6. The appellant is registered for payment of service tax in the category of cable operator services. Service tax is payable on the consideration received by the cable operator from its subscribers. Revenue undertook investigations against the appellant on the allegation that they were not declaring the full value of the consideration received for providing the services. The proprietor of the appellant has admitted that they have not paid service tax in full on the consideration received. He also has stated that the value of such suppressed taxable services may be ascertained as 125-140% of the amount paid by them to the pay channel operators. Accordingly, the demand of service tax has been arrived at both by the Original Authority as well as by the Appellate Authority by using different percentages for estimating the value of the taxable services suppressed by the appellant. The issue for decision in the present appeal is whether to uphold the service tax demand made on the basis of such a measure.
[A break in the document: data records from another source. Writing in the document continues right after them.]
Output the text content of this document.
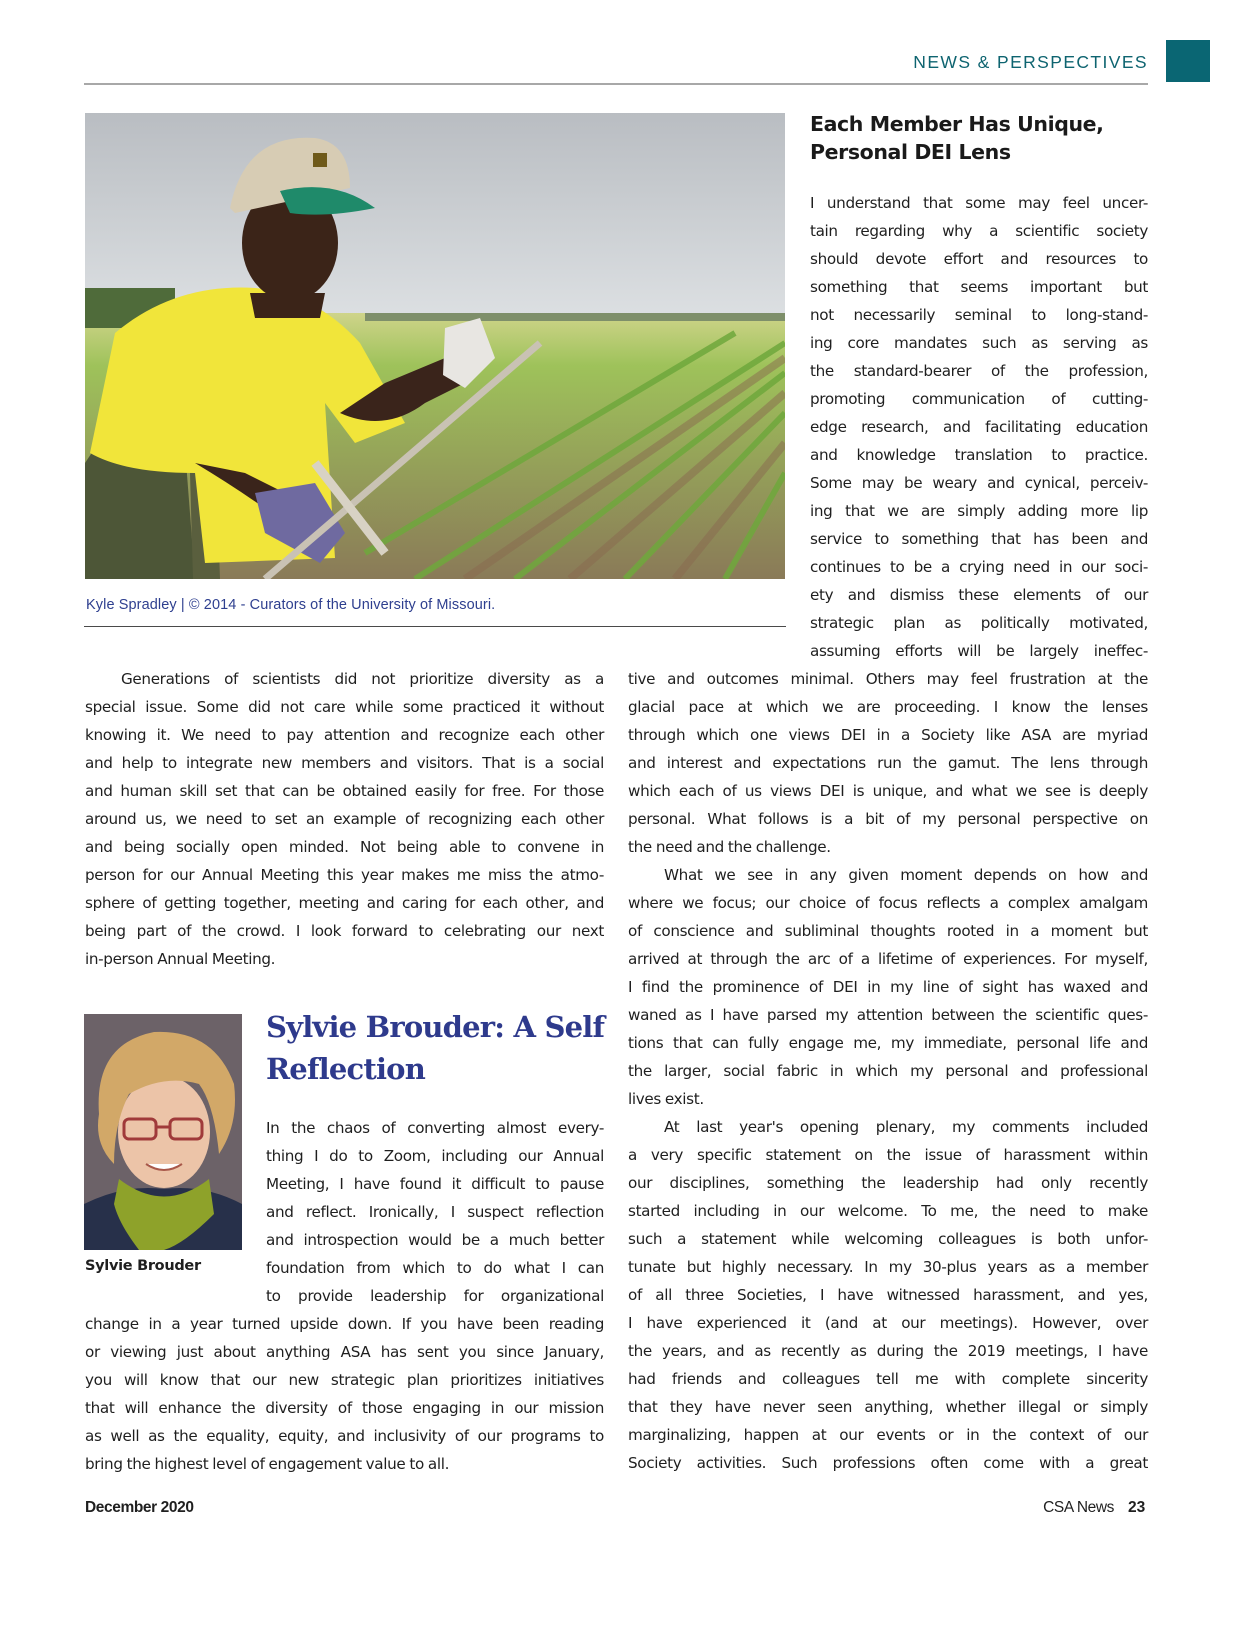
NEWS & PERSPECTIVES
Kyle Spradley | © 2014 - Curators of the University of Missouri.
Each Member Has Unique,
Personal DEI Lens
I understand that some may feel uncer-
tain regarding why a scientific society
should devote effort and resources to
something that seems important but
not necessarily seminal to long-stand-
ing core mandates such as serving as
the standard-bearer of the profession,
promoting communication of cutting-
edge research, and facilitating education
and knowledge translation to practice.
Some may be weary and cynical, perceiv-
ing that we are simply adding more lip
service to something that has been and
continues to be a crying need in our soci-
ety and dismiss these elements of our
strategic plan as politically motivated,
assuming efforts will be largely ineffec-
tive and outcomes minimal. Others may feel frustration at the
glacial pace at which we are proceeding. I know the lenses
through which one views DEI in a Society like ASA are myriad
and interest and expectations run the gamut. The lens through
which each of us views DEI is unique, and what we see is deeply
personal. What follows is a bit of my personal perspective on
the need and the challenge.
What we see in any given moment depends on how and
where we focus; our choice of focus reflects a complex amalgam
of conscience and subliminal thoughts rooted in a moment but
arrived at through the arc of a lifetime of experiences. For myself,
I find the prominence of DEI in my line of sight has waxed and
waned as I have parsed my attention between the scientific ques-
tions that can fully engage me, my immediate, personal life and
the larger, social fabric in which my personal and professional
lives exist.
At last year's opening plenary, my comments included
a very specific statement on the issue of harassment within
our disciplines, something the leadership had only recently
started including in our welcome. To me, the need to make
such a statement while welcoming colleagues is both unfor-
tunate but highly necessary. In my 30-plus years as a member
of all three Societies, I have witnessed harassment, and yes,
I have experienced it (and at our meetings). However, over
the years, and as recently as during the 2019 meetings, I have
had friends and colleagues tell me with complete sincerity
that they have never seen anything, whether illegal or simply
marginalizing, happen at our events or in the context of our
Society activities. Such professions often come with a great
Generations of scientists did not prioritize diversity as a
special issue. Some did not care while some practiced it without
knowing it. We need to pay attention and recognize each other
and help to integrate new members and visitors. That is a social
and human skill set that can be obtained easily for free. For those
around us, we need to set an example of recognizing each other
and being socially open minded. Not being able to convene in
person for our Annual Meeting this year makes me miss the atmo-
sphere of getting together, meeting and caring for each other, and
being part of the crowd. I look forward to celebrating our next
in-person Annual Meeting.
Sylvie Brouder
Sylvie Brouder: A Self
Reflection
In the chaos of converting almost every-
thing I do to Zoom, including our Annual
Meeting, I have found it difficult to pause
and reflect. Ironically, I suspect reflection
and introspection would be a much better
foundation from which to do what I can
to provide leadership for organizational
change in a year turned upside down. If you have been reading
or viewing just about anything ASA has sent you since January,
you will know that our new strategic plan prioritizes initiatives
that will enhance the diversity of those engaging in our mission
as well as the equality, equity, and inclusivity of our programs to
bring the highest level of engagement value to all.
December 2020	CSA News 23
7. The service tax is required to be paid by the service providers on the basis of the documents maintained by themselves. They are required to self-assess the amount of service tax and pay the same and follow it up by filing the periodical ST-3 returns. In this case, the Revenue has undertaken such proceedings against the appellant on the basis of the intelligence that they are evading service tax. However, no incriminatory documents were recovered during such search proceedings to evidence any suppression of taxable service and consequently, evasion of service tax. The entire demand has been based solely on the statement given by the proprietor in which he has indicated a rough estimate of the quantum of service tax evaded by them. Revenue has not undertaken any investigation further for recording of such statements. The appellant has submitted in the appeal that the demand cannot be upheld on the basis of such arbitrary quantification. They have further submitted that only on the basis of such statement, malafide intention and suppression of facts also cannot be alleged against them to invoke the extended period of limitation.

8. On careful consideration of the circumstances of the case, we are of the view that the statement of the proprietor relied upon by the Revenue, can at best raise suspicion to suggest that the taxable value declared by the appellant is not correct or suppressed. However, before fastening the service tax demand and the connected penalties under various sections, it was incumbent on the revenue to come up with tangible evidence to prove the suppression of facts and to quantify the demand on the basis of documentary evidence. On the other hand, what we notice is rather arbitrary quantification on the basis of a ball park figure indicated by the proprietor. Accordingly, we find it difficult to uphold the demands imposed upon the appellant.

9. In view of the above, the impugned order is set aside and the appeal is allowed.

[Operative portion of the order already pronounced in open court] ( S.K. Mohanty ) Member (Judicial) ( V. Padmanabhan ) Member (Technical) Ckp.